In the coloured-stone category, important sapphire and spinel briolettes from Mughal-period jewellery have appeared at Sotheby's and Christie's, often as part of larger parures or dismantled imperial ornaments. Their value is enhanced both by the quality of the cutting and by the historical provenance that the drill-hole itself — a permanent, irreversible modification — can help to authenticate.

Grading and Market Considerations

Because the briolette lacks the standardised proportions of the round brilliant, no universal grading system for cut quality exists. Laboratories including GIA and Gübelin will certify a briolette's weight, colour, and clarity, but cut assessment remains largely qualitative. Trade buyers and auction specialists evaluate symmetry (whether the stone is well-centred on its vertical axis), facet consistency (uniformity of size and angle within each row), surface finish (polish quality across the curved facets), and the precision of the drill-hole (centred, clean-edged, and of appropriate diameter).

The drill-hole itself is a point of particular scrutiny. A hole that is off-centre, oversized, or surrounded by stress fractures reduces both the structural integrity of the stone and its value. In diamonds, the drill-hole represents a permanent alteration, and some purists regard it as a detriment to value relative to an undrilled stone of equivalent quality; others — particularly collectors of antique and Mughal jewellery — view the drill-hole as an authenticating feature and an intrinsic part of the stone's history.

Carat weight in a briolette is somewhat less directly comparable to weight in a brilliant-cut stone of the same material, because the elongated, curved geometry distributes mass differently.
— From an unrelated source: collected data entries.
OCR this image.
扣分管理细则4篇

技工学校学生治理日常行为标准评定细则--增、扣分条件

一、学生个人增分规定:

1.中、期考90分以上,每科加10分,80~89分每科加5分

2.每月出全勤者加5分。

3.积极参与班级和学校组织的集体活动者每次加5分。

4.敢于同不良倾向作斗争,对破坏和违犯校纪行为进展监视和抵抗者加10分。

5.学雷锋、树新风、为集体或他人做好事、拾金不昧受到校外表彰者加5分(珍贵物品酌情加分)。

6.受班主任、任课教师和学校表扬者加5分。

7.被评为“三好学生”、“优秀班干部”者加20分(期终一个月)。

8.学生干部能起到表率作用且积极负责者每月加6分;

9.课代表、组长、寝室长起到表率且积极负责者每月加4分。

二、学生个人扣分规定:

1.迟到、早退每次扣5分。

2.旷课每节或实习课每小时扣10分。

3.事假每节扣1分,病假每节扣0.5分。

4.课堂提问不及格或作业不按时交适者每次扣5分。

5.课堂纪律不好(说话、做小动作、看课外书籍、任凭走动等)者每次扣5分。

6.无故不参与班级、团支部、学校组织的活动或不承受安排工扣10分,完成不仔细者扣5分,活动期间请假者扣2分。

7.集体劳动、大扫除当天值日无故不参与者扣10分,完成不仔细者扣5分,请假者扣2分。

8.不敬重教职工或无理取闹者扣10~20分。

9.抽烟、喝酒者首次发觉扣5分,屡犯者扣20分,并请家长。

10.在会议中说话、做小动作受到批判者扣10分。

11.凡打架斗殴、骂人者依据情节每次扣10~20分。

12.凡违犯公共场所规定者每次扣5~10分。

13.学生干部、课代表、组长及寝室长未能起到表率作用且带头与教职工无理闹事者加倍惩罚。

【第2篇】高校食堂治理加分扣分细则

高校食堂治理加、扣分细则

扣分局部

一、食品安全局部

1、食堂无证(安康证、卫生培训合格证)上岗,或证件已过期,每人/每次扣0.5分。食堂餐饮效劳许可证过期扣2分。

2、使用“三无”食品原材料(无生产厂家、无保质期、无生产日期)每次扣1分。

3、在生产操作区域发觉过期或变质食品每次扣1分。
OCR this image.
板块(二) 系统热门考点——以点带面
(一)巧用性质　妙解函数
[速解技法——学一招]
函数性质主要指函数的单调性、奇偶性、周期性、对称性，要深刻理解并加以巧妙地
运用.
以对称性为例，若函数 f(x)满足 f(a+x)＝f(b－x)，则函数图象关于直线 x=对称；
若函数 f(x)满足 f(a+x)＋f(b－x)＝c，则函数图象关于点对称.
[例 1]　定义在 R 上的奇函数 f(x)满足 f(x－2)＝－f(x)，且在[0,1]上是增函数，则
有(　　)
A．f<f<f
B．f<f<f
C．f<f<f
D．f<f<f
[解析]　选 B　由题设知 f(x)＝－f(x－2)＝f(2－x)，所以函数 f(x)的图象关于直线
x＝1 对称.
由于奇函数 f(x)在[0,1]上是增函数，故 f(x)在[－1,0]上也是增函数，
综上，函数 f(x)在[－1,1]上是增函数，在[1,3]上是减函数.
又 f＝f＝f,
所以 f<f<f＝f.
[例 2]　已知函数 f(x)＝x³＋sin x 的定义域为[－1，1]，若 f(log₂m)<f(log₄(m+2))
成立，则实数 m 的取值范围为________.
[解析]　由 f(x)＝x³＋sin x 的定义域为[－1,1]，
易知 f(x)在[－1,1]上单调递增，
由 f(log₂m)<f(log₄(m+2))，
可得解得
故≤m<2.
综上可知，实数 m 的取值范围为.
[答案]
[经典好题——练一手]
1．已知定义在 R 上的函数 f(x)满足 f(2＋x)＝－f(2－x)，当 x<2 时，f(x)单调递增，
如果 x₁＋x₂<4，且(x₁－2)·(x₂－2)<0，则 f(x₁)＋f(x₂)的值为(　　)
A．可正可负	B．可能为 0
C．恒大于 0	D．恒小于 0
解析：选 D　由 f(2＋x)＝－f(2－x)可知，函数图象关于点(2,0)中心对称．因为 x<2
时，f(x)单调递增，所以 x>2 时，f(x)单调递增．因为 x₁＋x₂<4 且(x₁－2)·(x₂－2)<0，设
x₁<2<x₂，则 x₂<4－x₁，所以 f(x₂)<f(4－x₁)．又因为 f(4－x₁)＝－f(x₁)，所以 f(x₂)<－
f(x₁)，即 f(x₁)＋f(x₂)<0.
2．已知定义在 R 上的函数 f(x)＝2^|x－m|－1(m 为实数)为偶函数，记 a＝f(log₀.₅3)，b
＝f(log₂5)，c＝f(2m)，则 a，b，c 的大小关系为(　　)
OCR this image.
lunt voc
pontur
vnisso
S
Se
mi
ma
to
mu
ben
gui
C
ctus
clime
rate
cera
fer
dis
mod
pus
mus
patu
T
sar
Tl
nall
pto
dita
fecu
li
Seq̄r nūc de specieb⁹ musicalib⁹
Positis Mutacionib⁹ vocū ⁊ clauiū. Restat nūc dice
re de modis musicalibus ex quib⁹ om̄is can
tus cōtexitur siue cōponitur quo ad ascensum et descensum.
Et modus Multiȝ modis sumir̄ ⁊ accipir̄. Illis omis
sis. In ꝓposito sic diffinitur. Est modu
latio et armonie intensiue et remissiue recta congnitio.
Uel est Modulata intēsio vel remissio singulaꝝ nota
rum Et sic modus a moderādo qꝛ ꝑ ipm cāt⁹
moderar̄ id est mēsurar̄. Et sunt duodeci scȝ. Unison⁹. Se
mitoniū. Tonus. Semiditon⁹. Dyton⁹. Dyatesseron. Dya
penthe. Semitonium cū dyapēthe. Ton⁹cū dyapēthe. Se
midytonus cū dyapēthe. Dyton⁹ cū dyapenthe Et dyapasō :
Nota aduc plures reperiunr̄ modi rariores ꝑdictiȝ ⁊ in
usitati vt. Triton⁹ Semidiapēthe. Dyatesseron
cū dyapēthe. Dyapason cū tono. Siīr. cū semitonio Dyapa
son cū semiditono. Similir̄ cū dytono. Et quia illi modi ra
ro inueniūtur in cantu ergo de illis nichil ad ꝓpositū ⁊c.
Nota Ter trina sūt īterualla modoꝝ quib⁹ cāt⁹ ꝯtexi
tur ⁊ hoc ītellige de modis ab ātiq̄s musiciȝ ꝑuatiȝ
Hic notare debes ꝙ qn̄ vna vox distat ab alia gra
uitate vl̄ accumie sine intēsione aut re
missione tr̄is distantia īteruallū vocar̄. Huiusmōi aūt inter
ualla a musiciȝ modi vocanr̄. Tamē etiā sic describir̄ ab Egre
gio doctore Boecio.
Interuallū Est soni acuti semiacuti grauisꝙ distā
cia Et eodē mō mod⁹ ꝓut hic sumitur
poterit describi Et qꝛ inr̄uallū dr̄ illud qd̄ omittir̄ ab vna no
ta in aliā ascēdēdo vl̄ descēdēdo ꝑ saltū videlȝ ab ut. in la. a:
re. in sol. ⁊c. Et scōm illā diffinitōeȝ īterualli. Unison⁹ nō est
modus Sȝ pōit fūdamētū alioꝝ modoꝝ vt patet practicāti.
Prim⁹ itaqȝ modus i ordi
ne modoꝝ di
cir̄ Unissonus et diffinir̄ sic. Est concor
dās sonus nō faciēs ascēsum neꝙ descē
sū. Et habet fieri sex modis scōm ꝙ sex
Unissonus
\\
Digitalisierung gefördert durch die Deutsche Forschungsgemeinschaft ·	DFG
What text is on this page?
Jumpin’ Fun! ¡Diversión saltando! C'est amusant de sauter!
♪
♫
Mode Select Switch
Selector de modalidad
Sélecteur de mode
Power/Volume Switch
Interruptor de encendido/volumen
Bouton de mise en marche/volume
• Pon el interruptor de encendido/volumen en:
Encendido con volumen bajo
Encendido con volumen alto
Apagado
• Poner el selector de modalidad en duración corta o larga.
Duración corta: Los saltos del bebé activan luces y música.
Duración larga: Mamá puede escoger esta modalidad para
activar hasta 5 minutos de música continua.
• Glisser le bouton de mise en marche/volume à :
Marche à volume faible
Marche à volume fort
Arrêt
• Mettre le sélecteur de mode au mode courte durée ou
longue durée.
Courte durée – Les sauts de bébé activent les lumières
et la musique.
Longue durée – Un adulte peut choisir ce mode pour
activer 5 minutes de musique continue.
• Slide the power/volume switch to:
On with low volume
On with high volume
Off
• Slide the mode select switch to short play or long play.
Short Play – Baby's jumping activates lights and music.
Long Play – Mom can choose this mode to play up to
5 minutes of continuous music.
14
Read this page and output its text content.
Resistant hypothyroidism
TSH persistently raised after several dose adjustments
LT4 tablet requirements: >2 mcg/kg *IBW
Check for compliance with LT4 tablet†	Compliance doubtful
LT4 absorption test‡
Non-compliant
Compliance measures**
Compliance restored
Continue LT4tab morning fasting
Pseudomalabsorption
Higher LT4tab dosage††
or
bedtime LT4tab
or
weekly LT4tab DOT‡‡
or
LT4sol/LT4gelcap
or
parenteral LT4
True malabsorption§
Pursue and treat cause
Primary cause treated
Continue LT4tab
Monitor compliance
A briolette may appear larger or smaller than a brilliant of identical weight depending on its proportions, and experienced buyers assess face-up dimensions and visual presence alongside the certificate weight.

The Briolette and the Rose Cut: A Distinction

The briolette is frequently confused with the rose cut, and the two are indeed related in their historical context and in their shared absence of a conventional pavilion. The rose cut, however, is flat-bottomed, with a domed crown of triangular facets rising to a point or ridge; it is not drilled and is set in a conventional closed-back or open setting. The briolette, by contrast, is fully three-dimensional, faceted all the way around, and designed exclusively for suspension. The rose cut produces a softer, more diffuse reflection suited to candlelight; the briolette, rotating freely, produces a more dynamic, scintillating effect. Both cuts are enjoying renewed interest among contemporary designers seeking alternatives to the dominant round brilliant aesthetic.